Robinhood, la plateforme américaine s’adressant au millenials, veut renforcer sa présence dans l’univers de la cryptomonnaie. Pour cela elle aimerait tokeniser une série de gamme d’actifs européens. Voyons ensemble de quoi il en retourne dans cet article.
Une plateforme qui veut devenir le « Brocker de la blockchain »
En 2025, au cours d’un événement à Cannes, la plateforme américaine a annoncé le lancement de ses actions tokenisés. Cela consiste en l’achat de parties d’actions, qui s’échangent sans frais 7 jours sur 7 et 24h/24 en ce qui concerne les européens. Cette perspective n’est pas sans susciter des réserves.
En effet , si les actions sont sous la forme de Tokens, elles sont dans l’écosystème de Robinhood et ne circulent pas au sein de la blockchain.

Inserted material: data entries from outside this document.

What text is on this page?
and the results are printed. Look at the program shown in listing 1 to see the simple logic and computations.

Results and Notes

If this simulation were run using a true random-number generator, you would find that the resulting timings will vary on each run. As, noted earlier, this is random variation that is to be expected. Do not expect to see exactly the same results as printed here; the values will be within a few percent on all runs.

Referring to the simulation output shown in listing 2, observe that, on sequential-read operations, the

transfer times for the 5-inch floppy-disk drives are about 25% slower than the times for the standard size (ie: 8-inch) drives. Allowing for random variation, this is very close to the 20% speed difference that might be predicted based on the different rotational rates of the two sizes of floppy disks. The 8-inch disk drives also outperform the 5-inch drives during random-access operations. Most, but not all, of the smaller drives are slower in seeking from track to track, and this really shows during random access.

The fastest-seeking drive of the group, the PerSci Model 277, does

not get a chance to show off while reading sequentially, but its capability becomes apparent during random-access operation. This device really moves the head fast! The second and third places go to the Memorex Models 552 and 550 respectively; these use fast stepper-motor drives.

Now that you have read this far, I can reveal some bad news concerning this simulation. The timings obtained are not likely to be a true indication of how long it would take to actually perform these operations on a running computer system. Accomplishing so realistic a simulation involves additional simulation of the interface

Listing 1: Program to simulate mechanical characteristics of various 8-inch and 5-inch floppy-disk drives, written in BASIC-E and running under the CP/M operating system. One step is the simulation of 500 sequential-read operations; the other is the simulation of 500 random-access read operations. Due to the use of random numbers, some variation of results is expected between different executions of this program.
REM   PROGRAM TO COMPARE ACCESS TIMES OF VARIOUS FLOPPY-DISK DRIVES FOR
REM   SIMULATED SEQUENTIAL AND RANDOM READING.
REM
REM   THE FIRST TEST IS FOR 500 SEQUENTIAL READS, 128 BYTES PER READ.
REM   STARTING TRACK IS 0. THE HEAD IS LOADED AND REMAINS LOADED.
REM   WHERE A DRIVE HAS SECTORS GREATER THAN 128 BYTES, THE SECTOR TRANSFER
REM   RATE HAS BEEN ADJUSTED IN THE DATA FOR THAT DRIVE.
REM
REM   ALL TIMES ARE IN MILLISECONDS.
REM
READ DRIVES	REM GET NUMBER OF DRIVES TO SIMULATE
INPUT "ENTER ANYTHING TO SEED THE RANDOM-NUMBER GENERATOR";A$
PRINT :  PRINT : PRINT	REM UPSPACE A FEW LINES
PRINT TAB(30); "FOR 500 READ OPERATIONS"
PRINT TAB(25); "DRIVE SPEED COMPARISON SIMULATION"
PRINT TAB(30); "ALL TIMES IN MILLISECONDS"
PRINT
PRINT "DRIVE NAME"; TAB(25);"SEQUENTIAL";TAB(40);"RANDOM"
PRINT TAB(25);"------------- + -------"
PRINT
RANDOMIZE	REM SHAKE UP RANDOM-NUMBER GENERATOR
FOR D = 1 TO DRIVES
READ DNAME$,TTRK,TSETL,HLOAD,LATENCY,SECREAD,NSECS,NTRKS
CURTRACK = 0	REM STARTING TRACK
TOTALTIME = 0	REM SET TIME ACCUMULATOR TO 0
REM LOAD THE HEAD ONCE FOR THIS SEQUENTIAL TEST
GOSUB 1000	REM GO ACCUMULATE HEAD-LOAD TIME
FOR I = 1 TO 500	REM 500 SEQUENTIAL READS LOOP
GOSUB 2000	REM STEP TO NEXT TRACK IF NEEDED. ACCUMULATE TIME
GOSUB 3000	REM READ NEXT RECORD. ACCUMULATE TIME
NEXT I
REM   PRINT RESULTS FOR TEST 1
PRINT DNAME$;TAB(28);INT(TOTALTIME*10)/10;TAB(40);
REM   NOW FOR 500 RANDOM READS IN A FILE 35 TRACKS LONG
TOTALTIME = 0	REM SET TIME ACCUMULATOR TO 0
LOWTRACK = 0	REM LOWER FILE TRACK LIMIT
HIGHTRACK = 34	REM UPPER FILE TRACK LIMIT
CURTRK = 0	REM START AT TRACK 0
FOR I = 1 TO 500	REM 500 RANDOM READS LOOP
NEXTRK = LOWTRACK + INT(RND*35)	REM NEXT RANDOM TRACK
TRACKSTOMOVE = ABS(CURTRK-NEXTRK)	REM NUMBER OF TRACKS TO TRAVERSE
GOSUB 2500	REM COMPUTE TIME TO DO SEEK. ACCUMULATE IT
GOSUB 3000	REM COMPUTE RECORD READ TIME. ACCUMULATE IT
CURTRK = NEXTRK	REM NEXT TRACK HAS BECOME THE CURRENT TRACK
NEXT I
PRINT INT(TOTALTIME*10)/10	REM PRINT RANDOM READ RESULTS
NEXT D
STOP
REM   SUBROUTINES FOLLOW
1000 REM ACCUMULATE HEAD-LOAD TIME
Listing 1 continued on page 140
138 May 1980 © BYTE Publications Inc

Dans un entretien à Cryptoast, Johan Kerbrat explique qu « Il existe deux manières de Tokeniser. Vous pouvez tokeniser directement des actions co-chain, ou bien générer des dérivés d’actions. Nous avons opté pour la deuxième option. »
L’objectif de Robinhood est de créer un environnement favorable à la Blockchain, et pas d’en fabriquer elle-même.
Le directeur de la branche crypto explique qu’il observe la tokenisation comme une technologie très utile et que le but est de la démocratiser à ses clients. Pour le moment, Robinhood ne donne accès qu’à 65 crypto-monnaies, mais elle cherche à se développer.
Une stratégie d’ores et déjà visible en chiffres.
Si on en croit les chiffres de 2025, la stratégie semble gagnante. Ainsi, la plateforme américaine revendique 51 milliards de cryptomonnaies, 232 milliards de volumes crypto, ainsi qu’1 milliard de dollars placés en staking.
Pour se renforcer dans le secteur de la cryptomonnaie, la plateforme s’est offert Tradefi pour 180 millions de dollars en mai 2025, puis Bitstamp, une plateforme crypto pour 200 millions de dollars. Selon les données de kaiko, la plateforme représente entre 4 et 6% des volumes d’échanges cryptos en europe, avec le rachat de Bit Stamp.
Pour avancer dans la tokenisation, un layer 2 a été lancé. Un layer 2 se définit comme une sous couche à une blockchain déjà existante. Ce procédé sert à répondre à des questions auxquelles la blockchain ne répond pas assez rapidement. Içi, l’objectif est de réduire les frais, et de rendre plus accessible et fluide le marché des cryptos pour ses clients
Les projets européens de Robinhood
La plateforme US selon Johann Kerbrat est un marché à conquérir. Ainsi elle aimerait « tokeniser » le CAC 40, ce qui aurait un impact sur la capitalisation boursière française. Ensuite, les objectifs suivants seront le marché de l’art ainsi que l’immobilier. L’objectif est de démocratiser l’accès à ses produits.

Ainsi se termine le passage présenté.